Volume growth will be largely driven by growth in another key metric: the number of refueling stations available to supply. At the end of the first quarter of 2017 Clean Energy Fuels owned, operated, or supplied 575 natural gas fueling stations -- a significant number of all public and private liquefied natural gas (LNG) and compressed natural gas (CNG) stations in the United States. The Alternative Fuels Data Center, part of the U.S. Department of Energy, estimates there are roughly 1,028 public stations available in the nation.
That demonstrates how important Clean Energy Fuels has been to jump-starting growth for natural gas transportation fuels adoption. While in the past its strategy focused on building public stations that would allow long-haul truck fleets to refuel along highway routes -- called America's Natural Gas Highway initiative -- management has since pivoted its focus to building private stations for customers seeking to refuel their fleets locally.
With this strategy, the company generates revenue for station construction and long-term fuel supply -- encouraging and incentivizing more intimate customer relationships. It's better than rolling out an expensive, public nationwide network and hoping customers emerge out of thin air by converting their fleets to run on natural gas fuels. Indeed, Clean Energy Fuels reports that 38 completed stations in its highway network remain offline due to a lack of customers.
Just as before, the private station strategy has been largely driven by environmental advantages. Namely, that natural gas fuels result in greatly reduced emissions compared to diesel fuels, and cities are increasingly taking action against air pollution and emissions.
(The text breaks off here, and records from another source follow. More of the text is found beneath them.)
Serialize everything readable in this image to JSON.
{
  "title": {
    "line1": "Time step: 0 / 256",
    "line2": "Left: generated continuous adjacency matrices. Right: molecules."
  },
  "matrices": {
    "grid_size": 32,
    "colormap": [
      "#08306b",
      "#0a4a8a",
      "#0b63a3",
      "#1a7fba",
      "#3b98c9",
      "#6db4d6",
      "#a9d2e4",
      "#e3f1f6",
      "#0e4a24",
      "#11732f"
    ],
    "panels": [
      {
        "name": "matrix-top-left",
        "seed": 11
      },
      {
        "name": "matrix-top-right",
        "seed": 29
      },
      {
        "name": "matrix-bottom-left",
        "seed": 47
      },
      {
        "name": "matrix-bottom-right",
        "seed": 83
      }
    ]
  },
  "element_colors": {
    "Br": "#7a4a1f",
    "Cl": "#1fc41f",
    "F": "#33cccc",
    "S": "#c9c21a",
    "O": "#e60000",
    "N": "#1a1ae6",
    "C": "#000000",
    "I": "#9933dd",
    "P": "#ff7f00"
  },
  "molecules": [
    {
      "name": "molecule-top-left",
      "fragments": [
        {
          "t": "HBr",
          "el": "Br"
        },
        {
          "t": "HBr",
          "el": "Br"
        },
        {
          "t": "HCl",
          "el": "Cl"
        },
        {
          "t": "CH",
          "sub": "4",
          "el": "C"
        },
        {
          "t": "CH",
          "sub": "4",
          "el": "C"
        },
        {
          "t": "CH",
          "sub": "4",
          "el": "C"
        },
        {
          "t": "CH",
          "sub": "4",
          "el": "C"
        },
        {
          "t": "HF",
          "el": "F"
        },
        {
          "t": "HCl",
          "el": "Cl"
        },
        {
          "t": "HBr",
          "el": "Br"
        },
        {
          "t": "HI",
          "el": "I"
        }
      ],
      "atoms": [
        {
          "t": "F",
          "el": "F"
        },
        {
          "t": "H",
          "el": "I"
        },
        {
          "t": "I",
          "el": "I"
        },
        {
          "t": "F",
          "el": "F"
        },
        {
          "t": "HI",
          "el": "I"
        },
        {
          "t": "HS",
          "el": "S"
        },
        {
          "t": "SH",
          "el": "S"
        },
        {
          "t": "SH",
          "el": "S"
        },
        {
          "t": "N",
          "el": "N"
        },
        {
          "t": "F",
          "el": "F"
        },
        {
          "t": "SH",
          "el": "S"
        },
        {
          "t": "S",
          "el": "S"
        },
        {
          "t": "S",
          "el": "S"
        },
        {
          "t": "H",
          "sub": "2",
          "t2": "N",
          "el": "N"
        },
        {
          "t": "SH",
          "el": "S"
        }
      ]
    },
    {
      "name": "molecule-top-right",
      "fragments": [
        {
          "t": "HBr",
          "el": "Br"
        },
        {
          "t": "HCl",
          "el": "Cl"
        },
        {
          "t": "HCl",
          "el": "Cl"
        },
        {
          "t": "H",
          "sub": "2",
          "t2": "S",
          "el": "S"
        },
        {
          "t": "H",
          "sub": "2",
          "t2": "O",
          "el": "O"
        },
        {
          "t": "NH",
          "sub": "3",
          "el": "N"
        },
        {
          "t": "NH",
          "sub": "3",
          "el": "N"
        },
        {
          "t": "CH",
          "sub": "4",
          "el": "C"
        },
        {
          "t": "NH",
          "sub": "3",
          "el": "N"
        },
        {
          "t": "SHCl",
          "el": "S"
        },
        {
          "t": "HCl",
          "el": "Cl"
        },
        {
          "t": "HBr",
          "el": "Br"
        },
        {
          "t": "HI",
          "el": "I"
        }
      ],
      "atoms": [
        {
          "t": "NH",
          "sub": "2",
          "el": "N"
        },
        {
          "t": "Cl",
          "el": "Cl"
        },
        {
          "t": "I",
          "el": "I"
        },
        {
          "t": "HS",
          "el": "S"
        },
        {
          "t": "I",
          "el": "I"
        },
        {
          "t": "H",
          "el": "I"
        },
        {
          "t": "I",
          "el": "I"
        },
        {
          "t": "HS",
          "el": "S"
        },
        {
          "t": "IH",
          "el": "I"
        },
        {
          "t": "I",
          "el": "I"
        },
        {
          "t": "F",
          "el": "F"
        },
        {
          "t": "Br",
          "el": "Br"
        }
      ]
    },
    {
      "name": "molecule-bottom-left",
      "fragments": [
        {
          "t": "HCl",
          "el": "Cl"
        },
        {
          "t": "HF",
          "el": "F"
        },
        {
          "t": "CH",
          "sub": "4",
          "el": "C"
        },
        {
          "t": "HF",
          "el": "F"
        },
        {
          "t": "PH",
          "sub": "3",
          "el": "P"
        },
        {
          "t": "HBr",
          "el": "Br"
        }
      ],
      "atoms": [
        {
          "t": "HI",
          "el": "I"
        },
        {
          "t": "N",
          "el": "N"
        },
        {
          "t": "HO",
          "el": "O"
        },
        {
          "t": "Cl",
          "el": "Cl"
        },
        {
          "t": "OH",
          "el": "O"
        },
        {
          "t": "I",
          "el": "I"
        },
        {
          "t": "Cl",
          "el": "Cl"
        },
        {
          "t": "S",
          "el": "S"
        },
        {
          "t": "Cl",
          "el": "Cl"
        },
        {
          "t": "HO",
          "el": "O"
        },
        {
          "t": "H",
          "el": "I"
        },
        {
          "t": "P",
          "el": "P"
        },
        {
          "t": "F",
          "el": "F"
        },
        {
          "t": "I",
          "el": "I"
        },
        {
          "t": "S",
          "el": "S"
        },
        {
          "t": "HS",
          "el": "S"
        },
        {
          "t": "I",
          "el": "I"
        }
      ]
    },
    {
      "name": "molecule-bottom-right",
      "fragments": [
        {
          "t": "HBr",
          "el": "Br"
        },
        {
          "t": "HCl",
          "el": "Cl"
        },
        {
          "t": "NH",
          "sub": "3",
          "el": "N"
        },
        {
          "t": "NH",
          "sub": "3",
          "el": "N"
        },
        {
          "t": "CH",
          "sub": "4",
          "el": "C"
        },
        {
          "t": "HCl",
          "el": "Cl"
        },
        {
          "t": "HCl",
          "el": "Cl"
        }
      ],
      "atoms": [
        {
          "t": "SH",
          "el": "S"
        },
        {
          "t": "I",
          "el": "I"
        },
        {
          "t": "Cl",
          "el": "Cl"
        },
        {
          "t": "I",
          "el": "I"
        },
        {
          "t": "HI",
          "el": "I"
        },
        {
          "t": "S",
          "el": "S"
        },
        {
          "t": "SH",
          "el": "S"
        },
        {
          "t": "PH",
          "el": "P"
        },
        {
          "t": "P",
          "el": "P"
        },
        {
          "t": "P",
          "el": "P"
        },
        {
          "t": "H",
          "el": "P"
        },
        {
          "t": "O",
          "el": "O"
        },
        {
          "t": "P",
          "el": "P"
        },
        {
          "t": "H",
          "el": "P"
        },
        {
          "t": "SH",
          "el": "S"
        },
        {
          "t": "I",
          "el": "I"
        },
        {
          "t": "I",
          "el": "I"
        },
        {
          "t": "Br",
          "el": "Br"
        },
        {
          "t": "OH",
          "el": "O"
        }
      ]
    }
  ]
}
But here's the obstacle that ensures the stock's growth is no sure thing: Electric vehicles emit even fewer emissions than natural gas-powered vehicles (and most emissions don't occur locally). Furthermore, it's easier to build and supply electric recharging stations than natural gas refueling stations -- the electric grid touches all corners of the country.
Moves by one of the company's largest customers highlight the obstacle. A few months ago Clean Energy Fuels announced it was awarded a multi-year contract by LA Metro to supply bio-methane fuel called Redeem to one of its 11 CNG stations.
Execution of an additional option could allow the company to supply up to 38 million gasoline gallon equivalents of Redeem per year for the entire 2,200 transit bus fleet. While the company already supplies non-renewable fuels to these 11 refueling stations, Redeem qualifies for additional federal and state credits that increase its value significantly.
That's good news for the short term, but LA Metro has long-term plans that don't seem to include Clean Energy Fuels. At the end of July, it announced an ambitious plan to electrify its entire bus transit fleet by 2030. Renewable natural gas is merely a stepping stone, apparently.
What does it mean for investors?
It's important to note that the wholesale transition to electric fleets is still many years away. There are technological hurdles that electric buses need to overcome, such as range, reliability, and cost. LA Metro is the first city in the country to commit to an electric fleet. Whether or not other major cities follow its footsteps may depend on how quickly electric fleets prove their mettle.
Even with that potentially awful news, there are still opportunities for Clean Energy Fuels to grow in the near- and medium-term, but major metros may rather wait to invest in electric fleets than invest in both alternative fueling technologies years apart, as LA Metro is doing. That poses a major risk to the long-term growth of the company's business that management will need to address soon.